Faculty Profile: Beverley Mullings

Beverley Mullings

Professor, Department of Geography & Planning

Beverley MullingsBeverley Mullings is a professor of political economy. She is interested in the ways that evolving racial capitalist regimes are recasting and transforming work, divisions of labour, patterns of urban governance and ultimately, responses to social and economic injustice in post-plantation economies.

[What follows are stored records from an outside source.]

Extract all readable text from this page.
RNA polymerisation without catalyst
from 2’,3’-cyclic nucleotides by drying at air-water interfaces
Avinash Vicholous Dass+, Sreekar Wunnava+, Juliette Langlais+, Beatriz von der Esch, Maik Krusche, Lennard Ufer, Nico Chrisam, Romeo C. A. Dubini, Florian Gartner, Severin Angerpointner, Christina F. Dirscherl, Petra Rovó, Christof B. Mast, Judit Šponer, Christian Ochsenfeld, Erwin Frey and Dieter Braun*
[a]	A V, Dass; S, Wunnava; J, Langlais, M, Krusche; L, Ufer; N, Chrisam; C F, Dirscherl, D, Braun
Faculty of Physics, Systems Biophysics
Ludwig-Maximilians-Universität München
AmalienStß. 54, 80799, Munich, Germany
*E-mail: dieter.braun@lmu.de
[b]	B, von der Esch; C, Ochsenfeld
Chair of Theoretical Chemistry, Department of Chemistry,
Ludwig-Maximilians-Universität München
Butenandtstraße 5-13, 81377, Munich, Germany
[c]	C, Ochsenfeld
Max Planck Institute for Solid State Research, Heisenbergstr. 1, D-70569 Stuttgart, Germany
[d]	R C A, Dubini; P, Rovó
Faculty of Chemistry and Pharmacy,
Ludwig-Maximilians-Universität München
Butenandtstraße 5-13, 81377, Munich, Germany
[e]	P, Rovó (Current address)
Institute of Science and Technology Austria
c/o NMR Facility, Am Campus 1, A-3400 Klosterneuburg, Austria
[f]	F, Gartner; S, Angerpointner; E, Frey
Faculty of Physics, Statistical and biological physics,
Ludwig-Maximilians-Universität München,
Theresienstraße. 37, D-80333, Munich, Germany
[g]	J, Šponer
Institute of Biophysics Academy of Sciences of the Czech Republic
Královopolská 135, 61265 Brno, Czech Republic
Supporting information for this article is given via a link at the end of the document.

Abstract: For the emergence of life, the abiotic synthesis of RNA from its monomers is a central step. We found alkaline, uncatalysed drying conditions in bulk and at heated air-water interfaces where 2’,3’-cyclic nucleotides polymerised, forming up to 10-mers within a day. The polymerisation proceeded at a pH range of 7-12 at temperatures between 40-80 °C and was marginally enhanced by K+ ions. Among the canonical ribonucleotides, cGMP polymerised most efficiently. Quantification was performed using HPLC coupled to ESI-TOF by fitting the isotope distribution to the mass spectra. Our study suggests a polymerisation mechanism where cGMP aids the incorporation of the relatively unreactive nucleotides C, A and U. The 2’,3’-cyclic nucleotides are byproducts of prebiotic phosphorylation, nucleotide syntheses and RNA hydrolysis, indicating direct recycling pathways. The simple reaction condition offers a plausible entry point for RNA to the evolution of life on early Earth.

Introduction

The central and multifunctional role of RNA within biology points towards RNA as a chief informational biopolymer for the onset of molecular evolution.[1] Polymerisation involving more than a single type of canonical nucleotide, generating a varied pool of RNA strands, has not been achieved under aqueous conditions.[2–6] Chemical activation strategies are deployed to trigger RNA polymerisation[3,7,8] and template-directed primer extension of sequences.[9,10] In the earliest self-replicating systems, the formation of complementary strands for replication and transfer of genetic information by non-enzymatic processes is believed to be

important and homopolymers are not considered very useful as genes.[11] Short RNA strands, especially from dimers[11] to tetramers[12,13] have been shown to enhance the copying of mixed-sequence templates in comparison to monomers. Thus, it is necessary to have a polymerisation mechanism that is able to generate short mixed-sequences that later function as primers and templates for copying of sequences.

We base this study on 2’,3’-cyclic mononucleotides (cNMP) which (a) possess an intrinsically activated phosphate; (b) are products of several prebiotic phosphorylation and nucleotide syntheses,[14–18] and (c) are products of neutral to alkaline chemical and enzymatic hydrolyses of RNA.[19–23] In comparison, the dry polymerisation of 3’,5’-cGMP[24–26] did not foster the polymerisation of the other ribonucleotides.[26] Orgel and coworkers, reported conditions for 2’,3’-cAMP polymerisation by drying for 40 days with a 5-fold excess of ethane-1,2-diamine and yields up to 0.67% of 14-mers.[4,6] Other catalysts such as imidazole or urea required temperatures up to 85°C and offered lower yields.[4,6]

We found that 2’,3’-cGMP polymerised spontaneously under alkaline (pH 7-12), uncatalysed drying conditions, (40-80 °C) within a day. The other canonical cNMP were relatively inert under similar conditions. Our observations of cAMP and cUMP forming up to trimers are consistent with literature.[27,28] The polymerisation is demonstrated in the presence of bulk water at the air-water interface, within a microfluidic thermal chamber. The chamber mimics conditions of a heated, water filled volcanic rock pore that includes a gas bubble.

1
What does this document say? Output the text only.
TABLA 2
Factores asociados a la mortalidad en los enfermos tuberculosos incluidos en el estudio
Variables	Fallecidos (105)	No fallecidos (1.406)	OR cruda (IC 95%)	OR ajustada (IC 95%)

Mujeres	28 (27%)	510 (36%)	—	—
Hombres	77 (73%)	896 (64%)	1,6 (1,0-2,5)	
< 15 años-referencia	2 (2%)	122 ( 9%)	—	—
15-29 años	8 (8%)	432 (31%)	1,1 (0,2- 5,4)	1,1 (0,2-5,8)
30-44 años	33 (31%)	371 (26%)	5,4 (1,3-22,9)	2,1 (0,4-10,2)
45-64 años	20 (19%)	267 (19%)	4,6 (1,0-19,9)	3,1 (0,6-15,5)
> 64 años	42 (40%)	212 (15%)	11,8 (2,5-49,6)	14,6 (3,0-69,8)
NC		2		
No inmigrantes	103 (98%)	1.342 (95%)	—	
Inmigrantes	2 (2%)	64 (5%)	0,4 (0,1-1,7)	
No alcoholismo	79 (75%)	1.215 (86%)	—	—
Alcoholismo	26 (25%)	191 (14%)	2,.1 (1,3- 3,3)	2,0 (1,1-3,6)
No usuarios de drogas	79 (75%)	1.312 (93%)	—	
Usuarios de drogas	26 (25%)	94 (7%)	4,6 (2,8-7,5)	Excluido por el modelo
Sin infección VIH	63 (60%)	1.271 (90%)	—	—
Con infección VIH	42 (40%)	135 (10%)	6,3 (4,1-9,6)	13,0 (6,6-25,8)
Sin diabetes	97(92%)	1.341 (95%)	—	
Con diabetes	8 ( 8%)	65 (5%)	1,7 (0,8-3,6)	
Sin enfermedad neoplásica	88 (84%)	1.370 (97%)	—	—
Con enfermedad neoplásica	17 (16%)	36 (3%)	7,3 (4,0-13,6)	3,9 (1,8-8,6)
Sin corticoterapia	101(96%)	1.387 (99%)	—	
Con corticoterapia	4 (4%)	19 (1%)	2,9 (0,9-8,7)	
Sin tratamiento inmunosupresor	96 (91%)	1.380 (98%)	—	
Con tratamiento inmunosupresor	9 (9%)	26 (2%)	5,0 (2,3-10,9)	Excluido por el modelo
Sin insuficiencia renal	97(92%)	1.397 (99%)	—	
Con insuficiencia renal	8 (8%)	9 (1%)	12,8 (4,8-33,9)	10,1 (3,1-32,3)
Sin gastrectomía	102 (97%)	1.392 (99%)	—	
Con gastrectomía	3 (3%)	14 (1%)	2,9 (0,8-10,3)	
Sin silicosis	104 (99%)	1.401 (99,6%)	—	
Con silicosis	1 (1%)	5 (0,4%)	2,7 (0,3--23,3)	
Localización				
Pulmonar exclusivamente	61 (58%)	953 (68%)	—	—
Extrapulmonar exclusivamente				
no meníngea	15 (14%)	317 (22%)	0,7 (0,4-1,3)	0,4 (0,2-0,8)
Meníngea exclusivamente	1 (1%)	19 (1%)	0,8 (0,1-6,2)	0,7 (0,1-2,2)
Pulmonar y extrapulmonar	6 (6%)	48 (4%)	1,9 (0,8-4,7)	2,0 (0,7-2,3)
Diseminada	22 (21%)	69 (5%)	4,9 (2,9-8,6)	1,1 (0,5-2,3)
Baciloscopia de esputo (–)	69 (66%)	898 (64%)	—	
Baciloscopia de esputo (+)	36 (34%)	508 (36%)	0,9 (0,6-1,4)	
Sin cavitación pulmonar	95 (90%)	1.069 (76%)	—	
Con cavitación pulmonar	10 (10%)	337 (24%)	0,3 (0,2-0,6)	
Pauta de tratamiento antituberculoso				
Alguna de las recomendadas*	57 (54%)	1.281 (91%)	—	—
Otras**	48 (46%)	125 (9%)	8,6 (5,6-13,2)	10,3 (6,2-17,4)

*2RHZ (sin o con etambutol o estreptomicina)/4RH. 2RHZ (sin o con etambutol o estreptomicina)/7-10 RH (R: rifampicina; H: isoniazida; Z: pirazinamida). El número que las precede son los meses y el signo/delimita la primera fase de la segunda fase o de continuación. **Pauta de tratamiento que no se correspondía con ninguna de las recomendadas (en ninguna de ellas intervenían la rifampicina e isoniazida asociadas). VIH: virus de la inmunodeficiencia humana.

Mullings is currently engaged in a number of research projects that include: an examination of the kinds of dispossessions that financialization is enabling in the Caribbean; the transforming nature of work within racial capitalist regimes; the place of diaspora in the re-making of Caribbean radical traditions; and the relationship between middle-classness and social transformation in Jamaica.

She also has a long-standing commitment to questions of mental health in the academy, and currently co-chairs the AAG Mental Health and the Academy Affinity Group. Her publications have appeared in a number of journals including the Annals of the Association of American Geographers, Gender, Place and Culture, the Journal of Economic Geography, Antipode, Review of International Political Economy, Small Axe, Geoffrey and Environment and Planning A.

Mullings looks forward to getting to know the many communities at the University that she can become a part of, as well as having an opportunity to teach and learn from the great diversity of students who will bring their knowledge and experiences to the classroom.